1Bagaimanakah sejarah Polri ?
POLRI DALAM KILASAN SEJARAH
LAHIR, tumbuh dan berkembangnya Polri tidak lepas dari sejarah perjuangan kemerdekaan Republik Indonesia sejak Proklamasi. Kemerdekaan Indonesia, Polri telah dihadapkan pada tugas-tugas yang unik dan kompleks. Selain menata keamanan dan ketertiban masyarakat di masa perang, Polri juga terlibat langsung dalam pertempuran melawan penjajah dan berbagai opersai militer bersama-sama satuan angkatan bersenjata yang lain. Kondisi seperti ini dilakukan oleh Polri karena Polri lahir sebagai satu-satunya satuan bersenjata yang relatif lebih lengkap.

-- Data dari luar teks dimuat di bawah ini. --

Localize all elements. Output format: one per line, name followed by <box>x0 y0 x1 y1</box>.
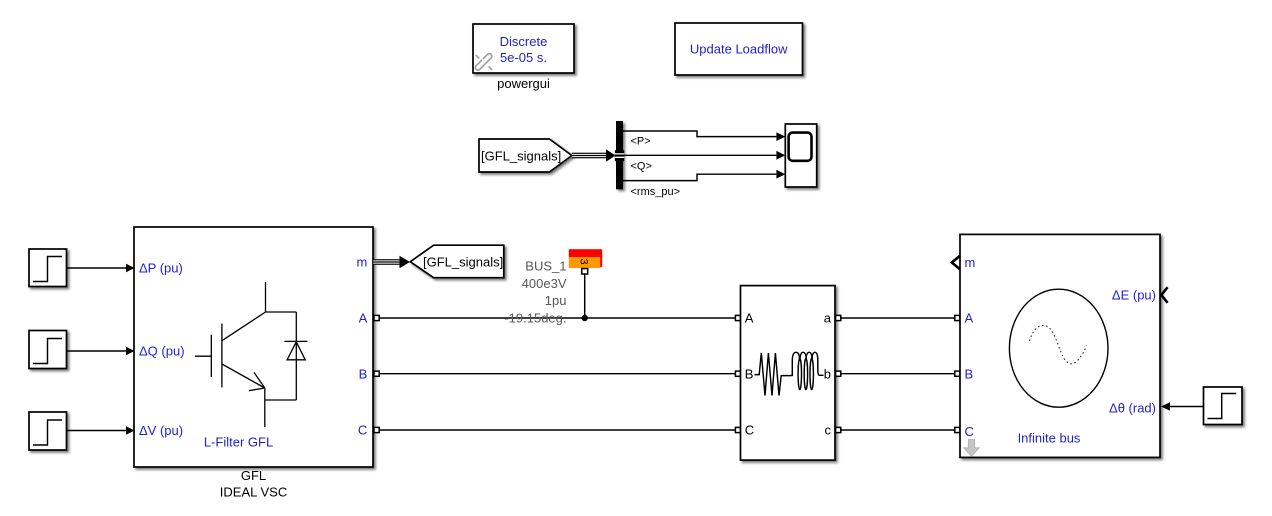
svg-text:C: C <box>965 424 974 439</box>
powergui block <box>473 24 574 73</box>
wire phase B GFL to branch <box>374 371 741 376</box>
port square BUS_1 <box>582 269 588 274</box>
svg-text:m: m <box>965 255 976 270</box>
svg-text:IDEAL VSC: IDEAL VSC <box>220 485 287 500</box>
svg-text:ΔQ (pu): ΔQ (pu) <box>139 344 185 359</box>
svg-text:A: A <box>359 311 368 326</box>
svg-text:Update Loadflow: Update Loadflow <box>690 42 788 57</box>
svg-text:Discrete: Discrete <box>500 34 548 49</box>
goto tag [GFL_signals] <box>410 245 504 278</box>
svg-text:[GFL_signals]: [GFL_signals] <box>481 148 561 163</box>
inductor L <box>791 352 823 389</box>
bus wire from tag to bus selector <box>572 149 616 161</box>
wire phase b branch to bus <box>836 371 960 376</box>
bus selector <box>615 121 624 189</box>
subsystem Infinite bus <box>960 234 1160 457</box>
svg-text:Infinite bus: Infinite bus <box>1018 430 1081 445</box>
svg-text:L-Filter GFL: L-Filter GFL <box>204 434 273 449</box>
wire Step1 to GFL dP <box>67 264 135 273</box>
junction node BUS_1 <box>582 315 588 321</box>
powergui broken-link icon <box>475 54 492 71</box>
resistor R <box>755 353 792 396</box>
wire bus tap <box>584 274 586 318</box>
svg-text:C: C <box>745 423 754 438</box>
svg-text:Δθ (rad): Δθ (rad) <box>1109 401 1156 416</box>
svg-text:3: 3 <box>578 259 590 265</box>
bus wire GFL m to goto tag <box>373 256 410 268</box>
step block Step3 <box>29 412 67 450</box>
three-phase branch block <box>741 286 836 461</box>
step block Step2 <box>29 331 67 369</box>
svg-text:A: A <box>965 311 974 326</box>
svg-text:b: b <box>824 366 831 381</box>
svg-text:powergui: powergui <box>497 76 550 91</box>
svg-text:ΔP (pu): ΔP (pu) <box>139 261 183 276</box>
svg-text:a: a <box>824 311 832 326</box>
step block Step_theta <box>1204 387 1243 425</box>
svg-text:B: B <box>745 366 754 381</box>
svg-text:<rms_pu>: <rms_pu> <box>631 186 681 198</box>
gray arrow <box>964 440 980 457</box>
svg-text:A: A <box>745 311 754 326</box>
svg-text:[GFL_signals]: [GFL_signals] <box>423 255 503 270</box>
wire phase c branch to bus <box>836 427 960 432</box>
svg-text:-19.15deg.: -19.15deg. <box>504 311 566 326</box>
step block Step1 <box>29 249 67 287</box>
wire Step3 to GFL dV <box>67 426 135 435</box>
svg-text:<P>: <P> <box>631 135 651 147</box>
svg-text:GFL: GFL <box>241 468 266 483</box>
svg-text:ΔV (pu): ΔV (pu) <box>139 423 183 438</box>
wire Step_theta to Infinite bus <box>1161 402 1204 411</box>
svg-text:c: c <box>825 423 832 438</box>
wire phase C GFL to branch <box>374 427 741 432</box>
scope block <box>785 124 816 187</box>
wire phase A GFL to branch <box>374 315 741 320</box>
value label BUS_1 <box>504 259 566 326</box>
svg-text:m: m <box>356 255 367 270</box>
wire phase a branch to bus <box>836 315 960 320</box>
wire Step2 to GFL dQ <box>67 347 135 356</box>
wire signal rms_pu <box>623 170 785 181</box>
svg-text:B: B <box>965 366 974 381</box>
from tag [GFL_signals] <box>479 139 572 172</box>
svg-text:BUS_1: BUS_1 <box>525 259 566 274</box>
bus icon BUS_1 <box>569 249 602 268</box>
input chevron dE <box>1161 287 1167 303</box>
diode D1 <box>265 312 308 400</box>
IGBT Q1 <box>195 282 266 427</box>
svg-text:1pu: 1pu <box>545 293 567 308</box>
svg-text:B: B <box>359 366 368 381</box>
svg-text:C: C <box>358 423 367 438</box>
output chevron m <box>952 256 960 269</box>
wire signal P <box>623 131 785 141</box>
block Update Loadflow <box>675 23 803 75</box>
subsystem GFL IDEAL VSC <box>134 227 373 467</box>
svg-text:<Q>: <Q> <box>631 160 652 172</box>
svg-text:5e-05 s.: 5e-05 s. <box>500 50 547 65</box>
svg-text:400e3V: 400e3V <box>522 276 567 291</box>
svg-text:ΔE (pu): ΔE (pu) <box>1112 288 1156 303</box>
sine source icon <box>1009 289 1108 407</box>
wire signal Q <box>623 151 785 160</box>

Hanya empat hari setelah kemerdekaan, tepatnya tanggal 21 Agustus 1945, secara tegas pasukan polisi segera memproklamirkan diri sebagai Pasukan Polisi Republik Indonesia dipimpin oleh Inspektur Kelas I (Letnan Satu) Polisi Mochammad Jassin di Surabaya, langkah awal yang dilakukan selain mengadakan pembersihan dan pelucutan senjata terhadap tentara Jepang yang kalah perang, juga membangkitkan semangat moral dan patriotik seluruh rakyat maupun satuan-satuan bersenjata yang sedang dilanda depresi dan kekalahan perang yang panjang.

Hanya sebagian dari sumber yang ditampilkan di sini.